🤖 AI Summary
Existing fault intensity diagnosis (FID) methods predominantly rely on chain-of-reasoning paradigms, neglecting hierarchical dependencies among fault categories—leading to limited diagnostic accuracy in complex industrial systems. To address this, we propose HKG, a hierarchical knowledge-guided diagnostic framework. HKG constructs a tree-structured reasoning architecture to explicitly model inter-category hierarchical relationships and introduces a re-weightable hierarchical knowledge correlation matrix (Re-HKCM), which injects prior hierarchical knowledge into a data-driven correlation matrix.
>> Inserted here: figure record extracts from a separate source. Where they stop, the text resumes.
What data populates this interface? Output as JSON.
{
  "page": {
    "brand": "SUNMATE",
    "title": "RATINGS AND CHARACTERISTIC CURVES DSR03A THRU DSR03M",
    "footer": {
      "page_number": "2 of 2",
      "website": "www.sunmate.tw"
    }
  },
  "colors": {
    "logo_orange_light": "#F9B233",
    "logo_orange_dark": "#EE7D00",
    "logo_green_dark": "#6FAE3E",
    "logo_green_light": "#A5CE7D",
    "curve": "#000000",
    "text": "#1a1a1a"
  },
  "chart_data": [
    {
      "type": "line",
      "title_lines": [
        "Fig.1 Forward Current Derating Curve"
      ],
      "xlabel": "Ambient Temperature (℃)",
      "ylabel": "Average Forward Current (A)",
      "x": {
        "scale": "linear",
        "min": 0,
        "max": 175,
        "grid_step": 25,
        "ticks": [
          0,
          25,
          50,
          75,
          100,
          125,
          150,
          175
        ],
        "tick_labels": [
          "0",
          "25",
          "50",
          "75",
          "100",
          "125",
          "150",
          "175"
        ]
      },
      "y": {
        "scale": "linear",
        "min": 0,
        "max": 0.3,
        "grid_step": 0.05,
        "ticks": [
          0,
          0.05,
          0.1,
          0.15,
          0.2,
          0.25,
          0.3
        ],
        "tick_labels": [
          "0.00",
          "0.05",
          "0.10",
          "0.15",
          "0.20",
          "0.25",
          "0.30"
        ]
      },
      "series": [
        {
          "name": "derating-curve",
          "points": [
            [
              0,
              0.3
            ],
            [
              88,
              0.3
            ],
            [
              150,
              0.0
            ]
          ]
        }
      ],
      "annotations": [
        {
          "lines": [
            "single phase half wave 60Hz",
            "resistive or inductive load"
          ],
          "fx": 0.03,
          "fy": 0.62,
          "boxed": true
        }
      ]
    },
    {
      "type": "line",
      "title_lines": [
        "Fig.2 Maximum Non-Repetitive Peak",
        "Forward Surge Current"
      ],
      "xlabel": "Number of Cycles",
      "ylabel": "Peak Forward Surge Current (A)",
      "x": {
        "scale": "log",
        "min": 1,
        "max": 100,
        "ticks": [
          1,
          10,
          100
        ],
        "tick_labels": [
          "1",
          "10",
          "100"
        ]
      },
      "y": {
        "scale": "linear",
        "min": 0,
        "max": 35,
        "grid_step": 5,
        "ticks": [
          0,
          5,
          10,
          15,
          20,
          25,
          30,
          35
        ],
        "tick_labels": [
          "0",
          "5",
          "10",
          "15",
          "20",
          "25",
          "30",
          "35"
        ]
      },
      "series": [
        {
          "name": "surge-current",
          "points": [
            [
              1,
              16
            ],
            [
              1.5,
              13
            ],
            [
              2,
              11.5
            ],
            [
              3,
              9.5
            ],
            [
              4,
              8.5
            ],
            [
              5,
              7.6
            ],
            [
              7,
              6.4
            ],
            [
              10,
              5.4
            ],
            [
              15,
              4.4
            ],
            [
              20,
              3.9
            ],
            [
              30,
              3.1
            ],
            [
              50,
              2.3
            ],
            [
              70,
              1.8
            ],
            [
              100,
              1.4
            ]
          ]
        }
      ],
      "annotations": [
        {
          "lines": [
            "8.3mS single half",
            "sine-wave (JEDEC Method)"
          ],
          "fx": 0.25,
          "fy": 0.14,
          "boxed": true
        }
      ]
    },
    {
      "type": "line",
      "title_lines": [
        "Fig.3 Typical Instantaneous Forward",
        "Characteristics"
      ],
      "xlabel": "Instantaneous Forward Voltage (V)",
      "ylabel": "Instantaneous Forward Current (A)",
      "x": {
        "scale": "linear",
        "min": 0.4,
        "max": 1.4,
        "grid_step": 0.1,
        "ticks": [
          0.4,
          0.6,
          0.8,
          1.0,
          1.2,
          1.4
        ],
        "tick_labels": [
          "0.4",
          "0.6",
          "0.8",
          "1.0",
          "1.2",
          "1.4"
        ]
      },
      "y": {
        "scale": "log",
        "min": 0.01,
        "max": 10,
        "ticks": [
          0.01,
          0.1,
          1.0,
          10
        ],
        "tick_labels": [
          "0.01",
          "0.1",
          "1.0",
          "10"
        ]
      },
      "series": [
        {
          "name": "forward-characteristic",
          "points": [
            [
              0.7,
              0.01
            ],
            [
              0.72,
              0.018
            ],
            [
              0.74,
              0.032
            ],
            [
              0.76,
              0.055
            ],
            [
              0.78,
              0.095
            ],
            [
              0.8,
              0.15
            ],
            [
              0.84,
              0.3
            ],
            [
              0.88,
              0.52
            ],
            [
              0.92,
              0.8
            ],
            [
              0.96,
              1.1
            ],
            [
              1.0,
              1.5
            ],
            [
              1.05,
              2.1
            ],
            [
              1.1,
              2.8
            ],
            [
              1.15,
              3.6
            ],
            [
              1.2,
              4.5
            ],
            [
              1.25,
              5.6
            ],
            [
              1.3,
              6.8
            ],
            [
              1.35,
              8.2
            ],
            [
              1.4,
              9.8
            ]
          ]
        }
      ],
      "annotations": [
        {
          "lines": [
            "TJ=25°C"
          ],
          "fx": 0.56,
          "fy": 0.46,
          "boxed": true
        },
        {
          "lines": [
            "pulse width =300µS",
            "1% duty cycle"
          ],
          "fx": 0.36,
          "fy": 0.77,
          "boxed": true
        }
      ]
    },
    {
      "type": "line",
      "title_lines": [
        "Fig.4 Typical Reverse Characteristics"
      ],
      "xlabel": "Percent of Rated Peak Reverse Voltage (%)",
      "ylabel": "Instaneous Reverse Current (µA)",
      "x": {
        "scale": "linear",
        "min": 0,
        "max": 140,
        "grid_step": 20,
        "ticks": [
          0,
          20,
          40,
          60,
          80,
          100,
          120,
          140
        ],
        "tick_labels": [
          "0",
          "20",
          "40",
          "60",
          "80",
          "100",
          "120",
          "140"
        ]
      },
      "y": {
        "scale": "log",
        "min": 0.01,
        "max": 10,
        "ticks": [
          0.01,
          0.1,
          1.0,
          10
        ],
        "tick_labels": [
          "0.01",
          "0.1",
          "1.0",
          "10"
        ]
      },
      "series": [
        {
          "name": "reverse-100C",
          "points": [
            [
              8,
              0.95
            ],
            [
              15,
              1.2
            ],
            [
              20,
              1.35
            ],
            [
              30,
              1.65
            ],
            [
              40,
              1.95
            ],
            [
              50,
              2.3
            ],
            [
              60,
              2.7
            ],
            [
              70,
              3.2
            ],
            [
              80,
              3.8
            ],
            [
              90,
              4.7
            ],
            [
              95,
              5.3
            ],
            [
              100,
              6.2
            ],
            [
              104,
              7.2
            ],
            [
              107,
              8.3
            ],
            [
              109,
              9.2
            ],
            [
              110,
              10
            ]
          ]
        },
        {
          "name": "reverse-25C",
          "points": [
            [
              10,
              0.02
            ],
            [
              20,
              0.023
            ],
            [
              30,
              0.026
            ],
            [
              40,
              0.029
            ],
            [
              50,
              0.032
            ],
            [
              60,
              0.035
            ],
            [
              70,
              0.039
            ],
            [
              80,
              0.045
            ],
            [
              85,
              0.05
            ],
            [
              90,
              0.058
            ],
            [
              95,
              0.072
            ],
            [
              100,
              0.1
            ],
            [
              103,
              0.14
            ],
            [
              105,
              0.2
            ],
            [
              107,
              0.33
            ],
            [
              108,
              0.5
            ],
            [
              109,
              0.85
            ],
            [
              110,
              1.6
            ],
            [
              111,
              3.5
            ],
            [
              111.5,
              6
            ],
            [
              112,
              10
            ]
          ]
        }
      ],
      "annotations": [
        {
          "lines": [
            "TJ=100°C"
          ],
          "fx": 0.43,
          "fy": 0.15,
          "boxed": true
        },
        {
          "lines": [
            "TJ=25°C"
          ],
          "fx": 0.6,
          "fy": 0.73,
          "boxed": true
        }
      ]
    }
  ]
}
By jointly leveraging graph convolutional networks and representation learning, HKG enables end-to-end fault intensity diagnosis while effectively mitigating the over-smoothing problem inherent in graph neural networks. Extensive experiments on four real-world industrial datasets demonstrate that HKG significantly outperforms state-of-the-art methods, achieving superior generalization capability and practical applicability.
📝 Abstract
Fault intensity diagnosis (FID) plays a pivotal role in monitoring and maintaining mechanical devices within complex industrial systems. As current FID methods are based on chain of thought without considering dependencies among target classes. To capture and explore dependencies, we propose a hierarchical knowledge guided fault intensity diagnosis framework (HKG) inspired by the tree of thought, which is amenable to any representation learning methods. The HKG uses graph convolutional networks to map the hierarchical topological graph of class representations into a set of interdependent global hierarchical classifiers, where each node is denoted by word embeddings of a class. These global hierarchical classifiers are applied to learned deep features extracted by representation learning, allowing the entire model to be end-to-end learnable. In addition, we develop a re-weighted hierarchical knowledge correlation matrix (Re-HKCM) scheme by embedding inter-class hierarchical knowledge into a data-driven statistical correlation matrix (SCM) which effectively guides the information sharing of nodes in graphical convolutional neural networks and avoids over-smoothing issues. The Re-HKCM is derived from the SCM through a series of mathematical transformations. Extensive experiments are performed on four real-world datasets from different industrial domains (three cavitation datasets from SAMSON AG and one existing publicly) for FID, all showing superior results and outperform recent state-of-the-art FID methods.